(106f) New Technology Integration Approach for Energy Planning with Carbon Emission Considerations | AIChE

(106f) New Technology Integration Approach for Energy Planning with Carbon Emission Considerations

Authors 

Du, J. - Presenter, Carnegie Mellon University
Ydstie, B. E. - Presenter, Carnegie Mellon University
Douglas, P. L. - Presenter, University of Waterloo
Elkamel, A. - Presenter, University of Waterloo


This paper considers the impact of new technology integration on the performance of a power grid consisting of a variety of power generation plants. As industry is confronted with the challenge of moving toward a clearer and more sustainable path of production, an approach to integrating new technologies into the existing process is needed to achieve industrial challenges. The new methodology is based on four major steps. If the improvement in the process is not sufficient to meet business needs, new technologies can be considered. Financial risk assessment and reliability risk analysis help alleviate risk of investment.

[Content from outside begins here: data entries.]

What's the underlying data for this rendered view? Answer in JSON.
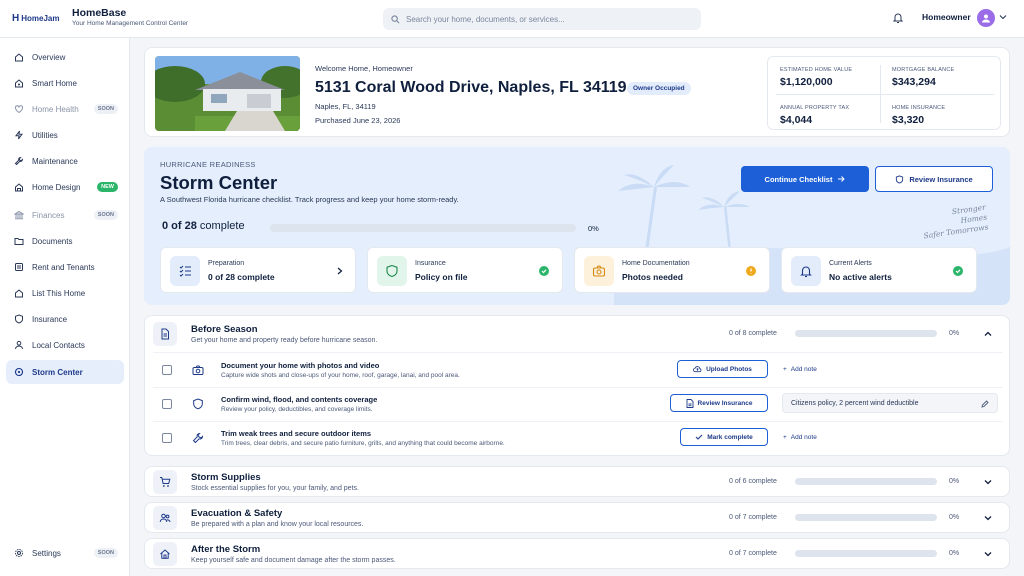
{
  "header": {
    "logo_text": "HomeJam",
    "app_name": "HomeBase",
    "app_tagline": "Your Home Management Control Center",
    "search_placeholder": "Search your home, documents, or services...",
    "user_name": "Homeowner"
  },
  "sidebar": {
    "items": [
      {
        "label": "Overview",
        "icon": "home-icon"
      },
      {
        "label": "Smart Home",
        "icon": "smart-home-icon"
      },
      {
        "label": "Home Health",
        "icon": "heart-icon",
        "badge": "SOON"
      },
      {
        "label": "Utilities",
        "icon": "bolt-icon"
      },
      {
        "label": "Maintenance",
        "icon": "wrench-icon"
      },
      {
        "label": "Home Design",
        "icon": "design-icon",
        "badge": "NEW"
      },
      {
        "label": "Finances",
        "icon": "bank-icon",
        "badge": "SOON"
      },
      {
        "label": "Documents",
        "icon": "folder-icon"
      },
      {
        "label": "Rent and Tenants",
        "icon": "list-icon"
      },
      {
        "label": "List This Home",
        "icon": "house-listing-icon"
      },
      {
        "label": "Insurance",
        "icon": "shield-icon"
      },
      {
        "label": "Local Contacts",
        "icon": "person-icon"
      },
      {
        "label": "Storm Center",
        "icon": "storm-icon"
      }
    ],
    "settings_label": "Settings",
    "settings_badge": "SOON"
  },
  "property": {
    "welcome": "Welcome Home, Homeowner",
    "address": "5131 Coral Wood Drive, Naples, FL 34119",
    "status_badge": "Owner Occupied",
    "city": "Naples, FL, 34119",
    "purchased": "Purchased June 23, 2026",
    "stats": [
      {
        "label": "ESTIMATED HOME VALUE",
        "value": "$1,120,000"
      },
      {
        "label": "MORTGAGE BALANCE",
        "value": "$343,294"
      },
      {
        "label": "ANNUAL PROPERTY TAX",
        "value": "$4,044"
      },
      {
        "label": "HOME INSURANCE",
        "value": "$3,320"
      }
    ]
  },
  "storm": {
    "eyebrow": "HURRICANE READINESS",
    "title": "Storm Center",
    "subtitle": "A Southwest Florida hurricane checklist. Track progress and keep your home storm-ready.",
    "progress_count": "0 of 28",
    "progress_suffix": "complete",
    "progress_pct": "0%",
    "progress_value": 0,
    "continue_label": "Continue Checklist",
    "review_label": "Review Insurance",
    "tagline": [
      "Stronger",
      "Homes",
      "Safer Tomorrows"
    ],
    "cards": [
      {
        "title": "Preparation",
        "value": "0 of 28 complete",
        "icon": "checklist-icon"
      },
      {
        "title": "Insurance",
        "value": "Policy on file",
        "icon": "shield-icon",
        "status_color": "#2bb56b"
      },
      {
        "title": "Home Documentation",
        "value": "Photos needed",
        "icon": "camera-icon",
        "status_color": "#f0a81c"
      },
      {
        "title": "Current Alerts",
        "value": "No active alerts",
        "icon": "bell-icon",
        "status_color": "#2bb56b"
      }
    ]
  },
  "sections": [
    {
      "title": "Before Season",
      "subtitle": "Get your home and property ready before hurricane season.",
      "count": "0 of 8 complete",
      "pct": "0%",
      "expanded": true,
      "tasks": [
        {
          "title": "Document your home with photos and video",
          "desc": "Capture wide shots and close-ups of your home, roof, garage, lanai, and pool area.",
          "action": "Upload Photos",
          "note_action": "Add note"
        },
        {
          "title": "Confirm wind, flood, and contents coverage",
          "desc": "Review your policy, deductibles, and coverage limits.",
          "action": "Review Insurance",
          "note_value": "Citizens policy, 2 percent wind deductible"
        },
        {
          "title": "Trim weak trees and secure outdoor items",
          "desc": "Trim trees, clear debris, and secure patio furniture, grills, and anything that could become airborne.",
          "action": "Mark complete",
          "note_action": "Add note"
        }
      ]
    },
    {
      "title": "Storm Supplies",
      "subtitle": "Stock essential supplies for you, your family, and pets.",
      "count": "0 of 6 complete",
      "pct": "0%"
    },
    {
      "title": "Evacuation & Safety",
      "subtitle": "Be prepared with a plan and know your local resources.",
      "count": "0 of 7 complete",
      "pct": "0%"
    },
    {
      "title": "After the Storm",
      "subtitle": "Keep yourself safe and document damage after the storm passes.",
      "count": "0 of 7 complete",
      "pct": "0%"
    }
  ],
  "colors": {
    "primary": "#1d5fd6",
    "success": "#2bb56b",
    "warning": "#f0a81c",
    "avatar": "#9b6ce8"
  }
}
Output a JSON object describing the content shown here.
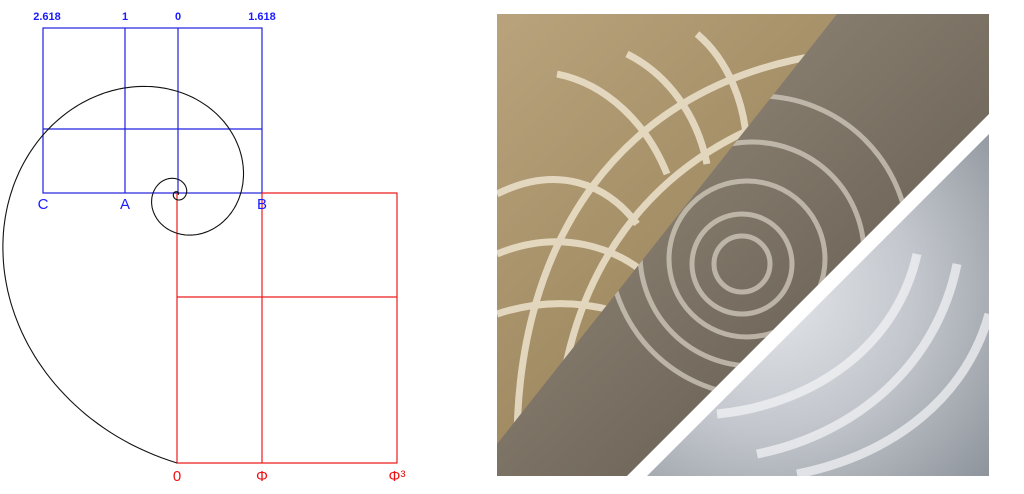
{
  "diagram": {
    "top_labels": [
      "2.618",
      "1",
      "0",
      "1.618"
    ],
    "point_labels": [
      "C",
      "A",
      "B"
    ],
    "bottom_labels": [
      "0",
      "Φ",
      "Φ³"
    ],
    "colors": {
      "blue_grid": "#2020e0",
      "red_grid": "#ee1c1c",
      "spiral": "#111111",
      "label_blue": "#1a1aff",
      "label_red": "#ee1111"
    }
  },
  "photo": {
    "subject": "nautilus-shell-and-hurricane-collage"
  }
}
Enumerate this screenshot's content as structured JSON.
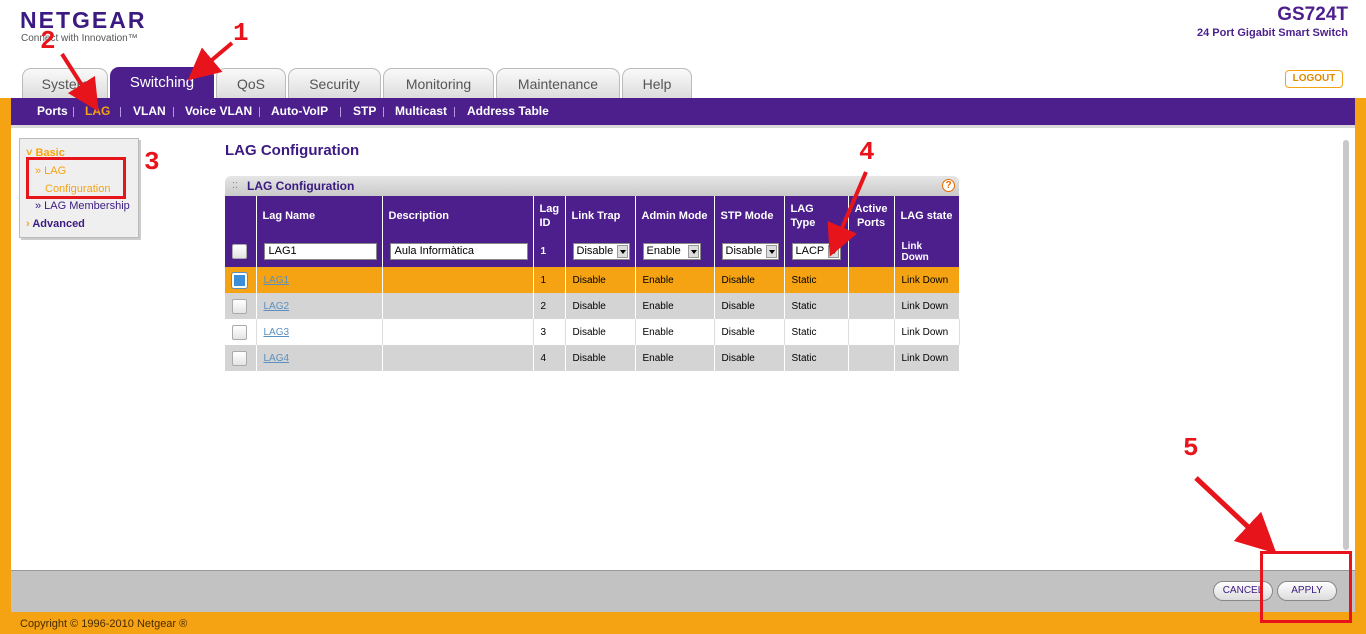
{
  "header": {
    "logo": "NETGEAR",
    "tagline": "Connect with Innovation™",
    "model": "GS724T",
    "model_desc": "24 Port Gigabit Smart Switch",
    "logout": "LOGOUT"
  },
  "tabs": [
    "System",
    "Switching",
    "QoS",
    "Security",
    "Monitoring",
    "Maintenance",
    "Help"
  ],
  "subnav": [
    "Ports",
    "LAG",
    "VLAN",
    "Voice VLAN",
    "Auto-VoIP",
    "STP",
    "Multicast",
    "Address Table"
  ],
  "sidebar": {
    "basic": "Basic",
    "lag_conf_1": "» LAG",
    "lag_conf_2": "Configuration",
    "lag_membership": "» LAG Membership",
    "advanced": "Advanced"
  },
  "page_title": "LAG Configuration",
  "panel_title": "LAG Configuration",
  "help_icon": "?",
  "table": {
    "headers": {
      "name": "Lag Name",
      "desc": "Description",
      "id_1": "Lag",
      "id_2": "ID",
      "trap": "Link Trap",
      "admin": "Admin Mode",
      "stp": "STP Mode",
      "type": "LAG Type",
      "active_1": "Active",
      "active_2": "Ports",
      "state": "LAG state"
    },
    "edit_row": {
      "name": "LAG1",
      "desc": "Aula Informàtica",
      "id": "1",
      "trap": "Disable",
      "admin": "Enable",
      "stp": "Disable",
      "type": "LACP",
      "active": "",
      "state": "Link Down"
    },
    "rows": [
      {
        "name": "LAG1",
        "desc": "",
        "id": "1",
        "trap": "Disable",
        "admin": "Enable",
        "stp": "Disable",
        "type": "Static",
        "active": "",
        "state": "Link Down"
      },
      {
        "name": "LAG2",
        "desc": "",
        "id": "2",
        "trap": "Disable",
        "admin": "Enable",
        "stp": "Disable",
        "type": "Static",
        "active": "",
        "state": "Link Down"
      },
      {
        "name": "LAG3",
        "desc": "",
        "id": "3",
        "trap": "Disable",
        "admin": "Enable",
        "stp": "Disable",
        "type": "Static",
        "active": "",
        "state": "Link Down"
      },
      {
        "name": "LAG4",
        "desc": "",
        "id": "4",
        "trap": "Disable",
        "admin": "Enable",
        "stp": "Disable",
        "type": "Static",
        "active": "",
        "state": "Link Down"
      }
    ]
  },
  "buttons": {
    "cancel": "CANCEL",
    "apply": "APPLY"
  },
  "copyright": "Copyright © 1996-2010 Netgear ®",
  "annotations": [
    "1",
    "2",
    "3",
    "4",
    "5"
  ],
  "colors": {
    "brand_purple": "#4c1f8c",
    "accent_orange": "#f5a312",
    "annotation_red": "#e8141c"
  }
}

The reduction in carbon emissions is projected to be accomplished through a combination of fuel balancing, fuel switching, and switching to new technologies (carbon capture and sequestration). The fuel balancing technique is used to decrease carbon emissions by adjusting the operation of the fleet of existing electricity-generating stations. The technique of fuel-switching involves switching from carbon-intensive fuels to less carbon-intensive fuels, such as switching from coal to natural gas. Carbon capture and sequestration are applied to meet carbon emission reduction requirements. Power plants with existing technologies consist of fossil fuel stations, a nuclear station, hydroelectric stations, a wind station, pulverized coal stations, and natural gas combined cycle (NGCC) stations. Hypothesized power plants with new technologies include solar stations, wind stations, pulverized coal stations, and NGCC and integrated gasification combined cycle (IGCC) stations, with and without capture and sequestration.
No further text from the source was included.